Vor sieben Jahren hat sich die EU mit der Lissabon-Agenda das Ziel gesetzt, bis 2010 zum wettbewerbsfähigsten, dynamischten und wissensbasierten Raum der Welt zu werden. Ein Eckpfeiler der Lissabon-Agenda ist die Förderung des sozialen Zusammenhalts und der Chancengleichheit. Insofern ist es nur konsequent, dass sich die EU-Mitgliedsstaaten 2002 in Barcelona auf Ziele zur Kinderbetreuung verpflichtet haben: 90% der Kinder über drei Jahren sollen bis 2010 betreut werden und 33% der unter 3-Jährigen. Drei Jahre vor Fristende sind sie weit davon entfernt, diese Ziele zu erreichen, gerade für die unter 3-Jährigen. In Deutschland haben nur 8% dieser Kinder Betreuung, während es in Schweden 31%, in Portugal 26 und in Dänemark sogar 60% sind.

Ohne wirkliche Verbesserungen bei der Vereinbarkeit wird es bei der Chancengleichheit für Frauen auf dem Arbeitsmarkt keine Fortschritte geben: denn während die Beschäftigungsquote der Männer um 6% steigt, wenn sie Väter werden, sinkt sie für Mütter um 15%. Es ist ein Unding, dass sich die Entscheidung für Familie noch immer als Teufelskreis der Benachteiligung für Frauen entpuppt und sie Folgen - geringer Lohn und schlechte soziale Absicherung - in ihrem ganzen Berufsleben zu spüren bekommen.

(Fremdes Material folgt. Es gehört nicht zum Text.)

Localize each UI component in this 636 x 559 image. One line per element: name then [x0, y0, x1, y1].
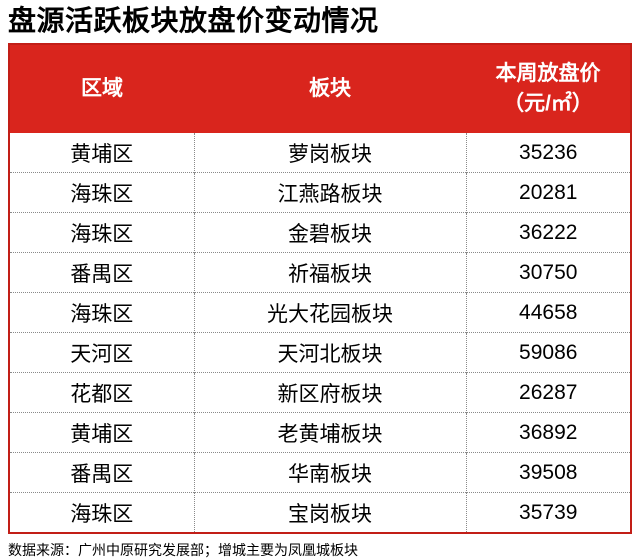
table-row: 海珠区 宝岗板块 35739: [9, 492, 631, 533]
region-cell: 番禺区: [9, 452, 194, 493]
page-title: 盘源活跃板块放盘价变动情况: [8, 5, 379, 36]
table-row: 番禺区 祈福板块 30750: [9, 252, 631, 293]
table-header: 区域 板块 本周放盘价 （元/㎡）: [9, 44, 631, 133]
table-row: 海珠区 金碧板块 36222: [9, 212, 631, 253]
table-row: 番禺区 华南板块 39508: [9, 452, 631, 493]
column-header-block: 板块: [194, 44, 466, 133]
block-cell: 光大花园板块: [193, 292, 466, 333]
price-cell: 36892: [465, 412, 631, 453]
column-header-region-label: 区域: [81, 77, 123, 100]
block-cell: 宝岗板块: [193, 492, 466, 533]
table-row: 海珠区 光大花园板块 44658: [9, 292, 631, 333]
table-row: 黄埔区 老黄埔板块 36892: [9, 412, 631, 453]
block-cell: 天河北板块: [193, 332, 466, 373]
region-cell: 海珠区: [9, 172, 194, 213]
price-cell: 39508: [465, 452, 631, 493]
block-cell: 祈福板块: [193, 252, 466, 293]
region-cell: 黄埔区: [9, 133, 194, 173]
block-cell: 华南板块: [193, 452, 466, 493]
block-cell: 萝岗板块: [193, 133, 466, 173]
region-cell: 番禺区: [9, 252, 194, 293]
price-table: 区域 板块 本周放盘价 （元/㎡） 黄埔区 萝岗板块 35236 海珠区 江燕路板块 20…: [8, 43, 632, 534]
table-row: 天河区 天河北板块 59086: [9, 332, 631, 373]
region-cell: 天河区: [9, 332, 194, 373]
price-cell: 35739: [465, 492, 631, 533]
data-source-note: 数据来源：广州中原研究发展部；增城主要为凤凰城板块: [8, 542, 358, 558]
price-cell: 30750: [465, 252, 631, 293]
region-cell: 海珠区: [9, 212, 194, 253]
table-row: 海珠区 江燕路板块 20281: [9, 172, 631, 213]
column-header-price: 本周放盘价 （元/㎡）: [466, 44, 631, 133]
block-cell: 新区府板块: [193, 372, 466, 413]
block-cell: 金碧板块: [193, 212, 466, 253]
price-cell: 44658: [465, 292, 631, 333]
table-row: 黄埔区 萝岗板块 35236: [9, 133, 631, 173]
region-cell: 海珠区: [9, 492, 194, 533]
table-body: 黄埔区 萝岗板块 35236 海珠区 江燕路板块 20281 海珠区 金碧板块 36222 番禺区…: [9, 133, 631, 533]
price-cell: 26287: [465, 372, 631, 413]
column-header-price-unit: （元/㎡）: [503, 92, 593, 115]
price-cell: 20281: [465, 172, 631, 213]
column-header-block-label: 板块: [309, 77, 351, 100]
region-cell: 黄埔区: [9, 412, 194, 453]
price-cell: 35236: [465, 133, 631, 173]
block-cell: 江燕路板块: [193, 172, 466, 213]
table-row: 花都区 新区府板块 26287: [9, 372, 631, 413]
region-cell: 花都区: [9, 372, 194, 413]
price-cell: 59086: [465, 332, 631, 373]
column-header-region: 区域: [9, 44, 194, 133]
column-header-price-label: 本周放盘价: [495, 62, 601, 85]
block-cell: 老黄埔板块: [193, 412, 466, 453]
region-cell: 海珠区: [9, 292, 194, 333]
price-cell: 36222: [465, 212, 631, 253]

Die Beratungen zur besseren Vereinbarkeit von Familie und Beruf, die die EU-Kommission mit den Sozialpartnern führt, müssen sich in konkreten Gesetzesinitiativen niederschlagen. Die unter deutscher Ratspräsidentschaft gegründete "Europäische Allianz für Familien" darf keine Ausrede sein für Untätigkeit im Gesetzbereich. Eine Rahmenrichtlinie zur besseren Vereinbarkeit von Familie und Beruf ist überfällig. Denn die bisherigen EU-Regelungen zur Mutterschaft und Elternzeit bringen offensichtlich nur Fortschritte im Schneckentempo.

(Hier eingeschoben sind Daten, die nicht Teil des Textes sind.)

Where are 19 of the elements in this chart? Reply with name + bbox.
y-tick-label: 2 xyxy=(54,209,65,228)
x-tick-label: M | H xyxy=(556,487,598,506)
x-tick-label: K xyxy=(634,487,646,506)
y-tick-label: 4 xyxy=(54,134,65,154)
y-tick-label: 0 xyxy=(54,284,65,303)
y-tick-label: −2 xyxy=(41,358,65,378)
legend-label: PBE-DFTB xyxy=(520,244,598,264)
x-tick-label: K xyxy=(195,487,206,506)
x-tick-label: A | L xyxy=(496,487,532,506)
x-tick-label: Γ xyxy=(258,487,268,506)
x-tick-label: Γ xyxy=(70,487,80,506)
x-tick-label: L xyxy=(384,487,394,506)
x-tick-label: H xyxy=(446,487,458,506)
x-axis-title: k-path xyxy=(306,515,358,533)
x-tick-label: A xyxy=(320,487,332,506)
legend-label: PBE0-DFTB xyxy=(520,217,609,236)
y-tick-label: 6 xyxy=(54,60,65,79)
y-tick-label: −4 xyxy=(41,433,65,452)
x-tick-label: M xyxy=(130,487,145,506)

Eine EU-Rahmenrichtlinie kann der Startschuss werden für ein Europa als Musterbeispiel für Familienpolitik. Dazu gehört, den Dauerbrenner der Vereinbarkeitsfrage raus aus seinem "Nischendasein" zu holen und in allen Politikbereichen zentral zu setzen, in der EU-Kinderrechtsstrategie ebenso wie in den Arbeitszeitregelungen, aber auch bei der zukünftigen Ausgestaltung der Sozial- und Rentensysteme. Flexible Arbeitszeiten, Auszeiten für die Familie und übergangsloser Wiedereinstieg sowohl für Frauen als auch für Männer müssen noch stärker auf die Agenda gesetzt werden.